From Bush to Butchery
Tanzania is home to wild herds of buffalo, wildebeest, hartebeest, and impala that have been consumed for meat by generations of indigenous communities. In 2019, Tanzania’s late President called on the country’s authorities to establish a mechanism that will allow Tanzanian’s to access wild meat, counter rampant poaching and illegal bushmeat trade through a pioneering set of national laws. By early 2020, the Game Meat Selling Regulations (GMSR) – new legislation for the legal consumption and production of wild meat – had come into force.
TRAFFIC’s report From Bush to Butchery analyses the impact, gaps and opportunities of Tanzania’s new regulations from conservation, traceability, community, and economic perspectives. TRAFFIC used a multi-sectoral One Health approach to engage wildlife, livestock, and public health officials from district level up to national agencies as the project's foundation for developing practical recommendations around how to ensure sustainable consumption and production with respect to wild meat trade.
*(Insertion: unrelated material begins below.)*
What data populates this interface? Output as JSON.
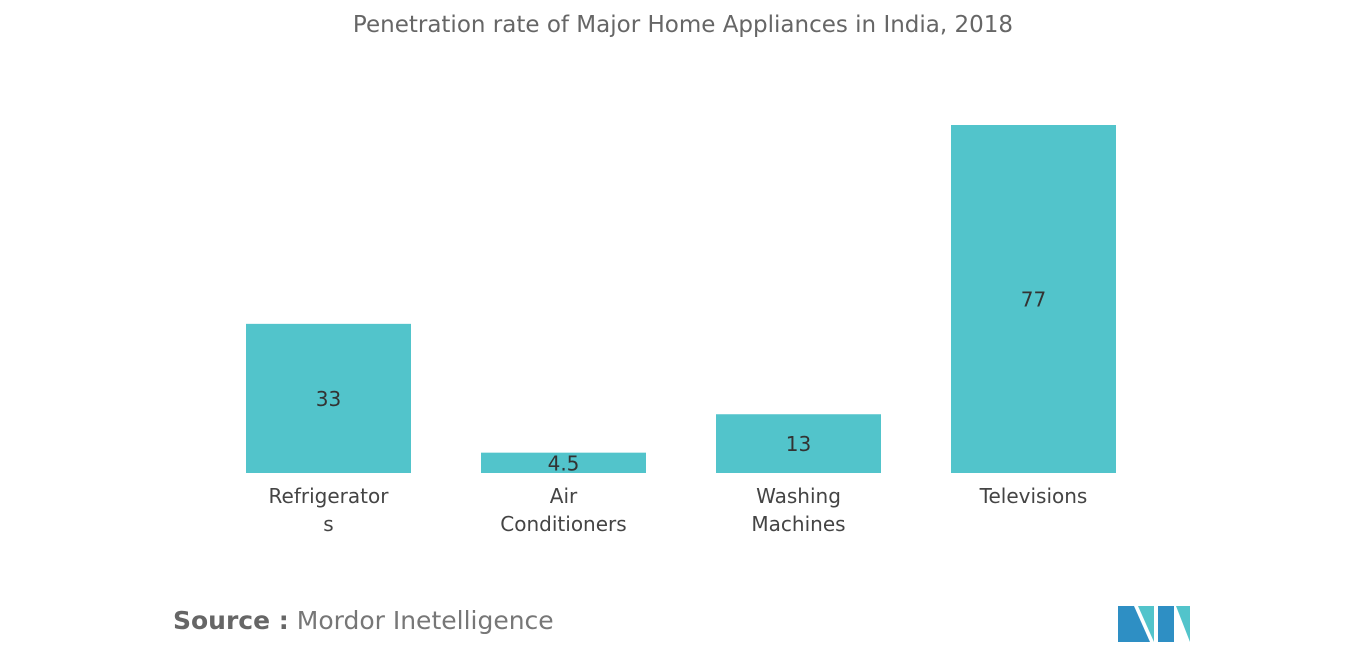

Given its potential for application in other African countries facing similar issues, TRAFFIC’s report adds to ongoing collaboration with local authorities with a set of evidence-based insights to help guide future improvements in Tanzania and beyond.
While the GMSR are ambitious in scope, they hold the potential to trailblaze similar approaches that could be adopted elsewhere - law enforcement, monitoring of hunting and trade, safety inspections, and public awareness need to be stepped up.If successfully applied, the GMSR hold the potential to holistically address threats to both people and wildlife, connecting issues such as sustainable consumption and production, poaching, zoonotic and other food borne diseases transmission, climate change, poverty, sustainable development, and alternative livelihoods.
Sustainable, safe, and legal supply of wild meat involves actors across the domestic supply chain, starting with regulated sourcing from resident and tourist hunting. For the process to succeed, sourcing should only take place once the relevant wildlife authorities have issued hunting permits that comply with precise wildlife management stipulations. Poaching for bushmeat (illegally sourced and traded meat) remains a legacy problem for Tanzania as it grapples with balancing local subsistence needs with wildlife conservation and sustainable development.